Rice harvesting season in Turkey’s northwest
Wilco van Herpen Hürriyet Daily News
Big knifes are cutting and separating the rice grains from the stems. After drying, the rice is ready to be packed and sent to the consumer.
Whenever I go in the direction of Çorum, or even better Osmancık, all my friends ask me to buy 10 or 20 kilos of rice for them. Rice from Osmancık is known by all Turkish people. It has a name, it has a taste, it has an aroma. Whenever a Turk is in a different province they always look for the specialty of the region to buy. Rice in Osmancık, olive oil in the Aegean region, pine tree nuts in Kozak, pistachios in Gaziantep, etc.In several provinces of Turkey they grow rice, and Turkish rice (especially Osmancık and Baldo rice) is very much loved. Rice needs a special climate and in several places in Turkey you find the kind of weather that is ideal for growing rice. One of those places is Thrace. Near the border of Greece in İpsala, October is rice harvesting season. Five kilometers away from the main road that leads to Greece you find yourself in a rice landscape.
When I think of rice I see the rice plantations of China, India or Indonesia in front of my eyes: beautiful little green basins where the rice is growing, an ox wading through the water while pulling the plough. But what I see here is a vast plane divided by low dikes. Within the dikes rice plants stand side by side in little groups of three-five plants.
At several places on the horizon I see smoke slowly curling up. It is as if the Çanakkale War has only just finished and fire plumes are showing where the fighting has been very fierce. These are areas where the rice has been harvested. The remaining stems are too difficult to take out of the soil so the farmer burns them and lets the soil rest for a period of six months.
Most tasty beans in Turkey
This whole area used to be a swamp, nobody wanted to settle here. Over time people changed the area into farmland. Every year the Meriç River flooded the planes and left very fertile soil on the farmland. The farmers started growing beans here, perhaps the most tasty beans in Turkey.
Unfortunately, the profits were not enough and it must have been around 1962 that farmers started to make the first dikes. Until today they have benefited from the work of Mother Nature, with the fertile soil left behind by the Meriç River turning out to be very suitable for rice plantation.

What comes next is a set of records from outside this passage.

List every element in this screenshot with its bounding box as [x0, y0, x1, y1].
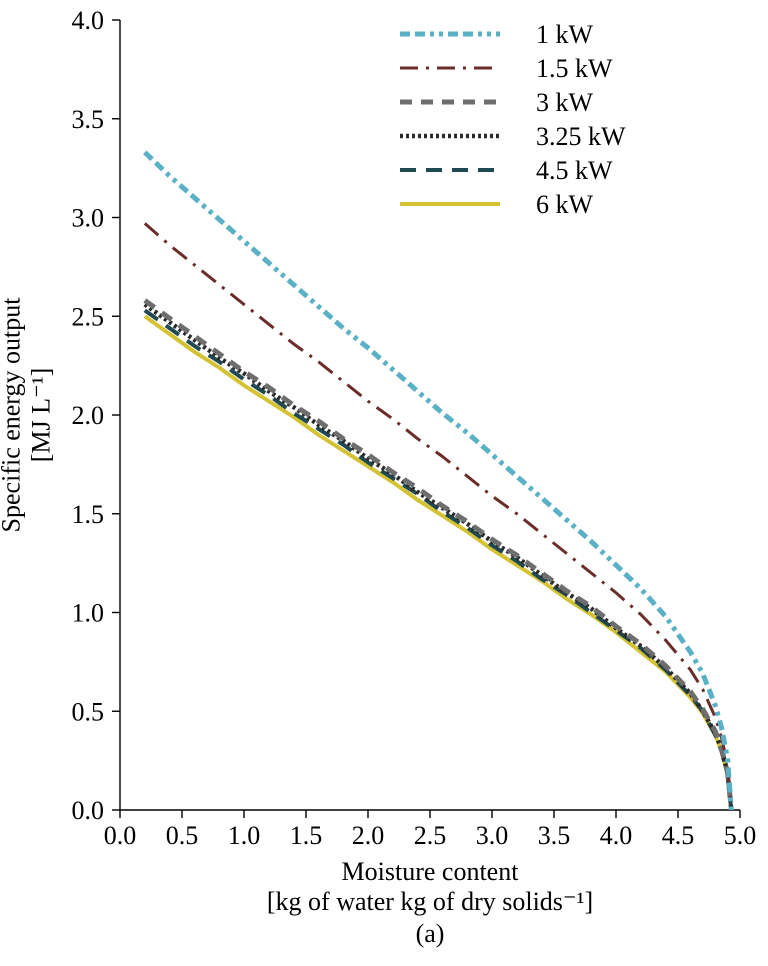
x-tick-label: 1.5 [290, 821, 323, 850]
x-tick-label: 0.5 [166, 821, 199, 850]
legend-label: 3 kW [536, 88, 594, 117]
chart-container: 0.0 0.5 1.0 1.5 2.0 2.5 3.0 3.5 4.0 4.5 5.0 0.0 0.5 1… [0, 0, 768, 966]
x-tick-label: 4.5 [662, 821, 695, 850]
y-tick-label: 2.5 [72, 302, 105, 331]
y-tick-label: 4.0 [72, 6, 105, 35]
y-tick-label: 3.5 [72, 105, 105, 134]
x-tick-label: 3.0 [476, 821, 509, 850]
legend-label: 1 kW [536, 20, 594, 49]
x-tick-label: 4.0 [600, 821, 633, 850]
x-tick-label: 2.0 [352, 821, 385, 850]
legend-label: 6 kW [536, 190, 594, 219]
x-tick-label: 0.0 [104, 821, 137, 850]
legend-label: 3.25 kW [536, 122, 626, 151]
legend-label: 1.5 kW [536, 54, 613, 83]
subcaption-label: (a) [416, 919, 445, 948]
y-tick-label: 1.5 [72, 500, 105, 529]
x-tick-label: 5.0 [724, 821, 757, 850]
y-tick-label: 3.0 [72, 204, 105, 233]
legend-label: 4.5 kW [536, 156, 613, 185]
y-tick-label: 1.0 [72, 599, 105, 628]
x-tick-label: 2.5 [414, 821, 447, 850]
y-tick-label: 0.0 [72, 796, 105, 825]
y-tick-label: 2.0 [72, 401, 105, 430]
y-tick-label: 0.5 [72, 697, 105, 726]
chart-svg: 0.0 0.5 1.0 1.5 2.0 2.5 3.0 3.5 4.0 4.5 5.0 0.0 0.5 1… [0, 0, 768, 966]
x-tick-label: 1.0 [228, 821, 261, 850]
x-tick-label: 3.5 [538, 821, 571, 850]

Big combines are slowly moving over the planes. Big knifes are cutting and separating the rice grains from the stems. Slowly, the belly of the combines fills up. Once it is full the combine drives to a tractor with a trailer and it blows the grain into the trailer. Factories are really close to the rice field so it takes the tractor just a couple of minutes to get to the farm, where big machines remove the coat of the rice. Big noisy machines polish the rice until beautiful white rice is directed into the last machine. This might be something interesting for you, but now the rice is being sprayed with a thin layer of oil and then dried again.
The oil gives the rice an attractive shiny look but at the same time - and this is the biggest advantage - the rice still doesn’t get spoiled. After drying, the rice is ready to be packed and sent to the consumer.
Making mantı
When I was walking through the streets of İpsala I saw a woman making mantı (a kind of small ravioli). She sits in front of her house and is filling the little squares of dough with rice. This way of making mantı really interested me. When it was finally ready the woman put two big spoons of mantı and on top of it a chicken leg on my plate. It was gorgeous. The dough of the mantı was “al dente,” the filling perfectly cooked. It was definitely something I want to make for my Turkish family. I wrote down the recipe, and left.